Dies ist der Ort, an den die Arbeit von Frau Giese gehört, und auch der Ort, die Verdienste dieses scheinbar unspektakulären Bandes zu würdigen. Da eine Neuedition einstweilen riskant sein könnte, verlegt sich die Verfasserin darauf, alle entscheidenden Vorarbeiten für dieses Unternehmen zu liefern. Sie beschreibt die Entstehung des Werkes und seine verschiedenen Textfassungen, ausgehend von jener im Umfang umstrittenen, aber, wie sich zeigt, durchaus plausibel zu rekonstruierenden Urfassung der Vita Bernwardi über mehrere Zwischenstufen des 11. und 12. Jahrhunderts zunächst bis zur 1192 in Rom zur Kanonisation vorgelegten Überarbeitung. Teils daneben, vor allem aber danach entstanden bis in das 14. Jahrhundert hinein weitere Versionen der Lebensbeschreibung, zuletzt eine legendarische Textfassung, die zahlenmäßig häufig überliefert ist. Giese kommt auf insgesamt (mindestens) 11 verschiedene Redaktionen, die in 28 Handschriften überliefert sind. Auch "die" Vita Bernwardi wird auf diese Weise zum lebenden, immer wieder veränderten, erweiterten und verkürzten Text, den neu zu edieren umso mehr lohnt, weil die Überlieferung wesentlich vielschichtiger ist, als dies bisher erkennbar war. Man sollte, so Gieses berechtigte Forderung, deswegen auch eben nicht mehr von "der" Vita Bernwardi sprechen, sondern deutlich machen, dass es sich um einen mehrfach veränderten Text mit einer komplizierten, in ihren Verästelungen aber durchaus reizvollen Überlieferungsgeschichte handelt.
Die Stärke des Bändchens ist die skrupulöse Untersuchung der handschriftlichen Grundlage dieses Textkomplexes. Giese ist bemerkenswert uneigennützig, wenn sie Handschrift für Handschrift nennt, beschreibt und zueinander in Beziehung setzt, denn der sichtbare Erfolg dieser Tätigkeit wäre normalerweise eben die Neuedition, die zu bearbeiten derzeit unmöglich ist.
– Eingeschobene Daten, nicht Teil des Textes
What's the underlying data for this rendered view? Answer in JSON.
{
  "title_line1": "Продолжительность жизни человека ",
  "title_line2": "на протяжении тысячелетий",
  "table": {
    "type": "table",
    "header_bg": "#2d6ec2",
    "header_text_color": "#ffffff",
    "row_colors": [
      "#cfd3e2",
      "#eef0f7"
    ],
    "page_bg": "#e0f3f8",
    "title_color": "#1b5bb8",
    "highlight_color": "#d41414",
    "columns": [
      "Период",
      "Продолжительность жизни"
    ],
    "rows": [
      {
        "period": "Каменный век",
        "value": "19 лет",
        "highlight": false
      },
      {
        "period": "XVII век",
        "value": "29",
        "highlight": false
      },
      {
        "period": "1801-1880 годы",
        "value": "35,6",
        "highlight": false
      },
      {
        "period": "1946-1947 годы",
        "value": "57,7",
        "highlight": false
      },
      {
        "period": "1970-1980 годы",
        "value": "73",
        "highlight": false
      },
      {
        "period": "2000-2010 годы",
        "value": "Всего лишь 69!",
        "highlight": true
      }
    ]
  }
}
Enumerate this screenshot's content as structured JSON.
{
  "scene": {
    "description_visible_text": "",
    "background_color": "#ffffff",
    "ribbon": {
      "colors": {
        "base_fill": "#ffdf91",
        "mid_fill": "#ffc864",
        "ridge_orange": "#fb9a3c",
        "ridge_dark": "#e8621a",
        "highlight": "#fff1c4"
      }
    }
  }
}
Nach ihrer gelungenen Neuedition der Quedlinburger Annalen (2004) hat sie ihre Qualitäten mit der vorliegenden Untersuchung einmal mehr unter Beweis gestellt, und man möchte sich wünschen, von ihr bald die nun endgültig fällige Neuedition der Lebensgeschichte Bernwards von Hildesheim zu lesen. Einstweilen wird man die zahlreichen, in die Arbeit eingestreuten Editionsteile benutzen können, die vor allem die 1841 nicht veröffentlichten Versionen der Lebensbeschreibung zu Worte kommen lassen.
Der alleinige Hinderungsgrund für die vollständige Neuedition bleibt ebenjener Hans Jakob Schuffels, der seit fast vier Jahrzehnten von einem Projekt nicht lassen mag, das zu Ende zu bringen ihm unmöglich zu sein scheint.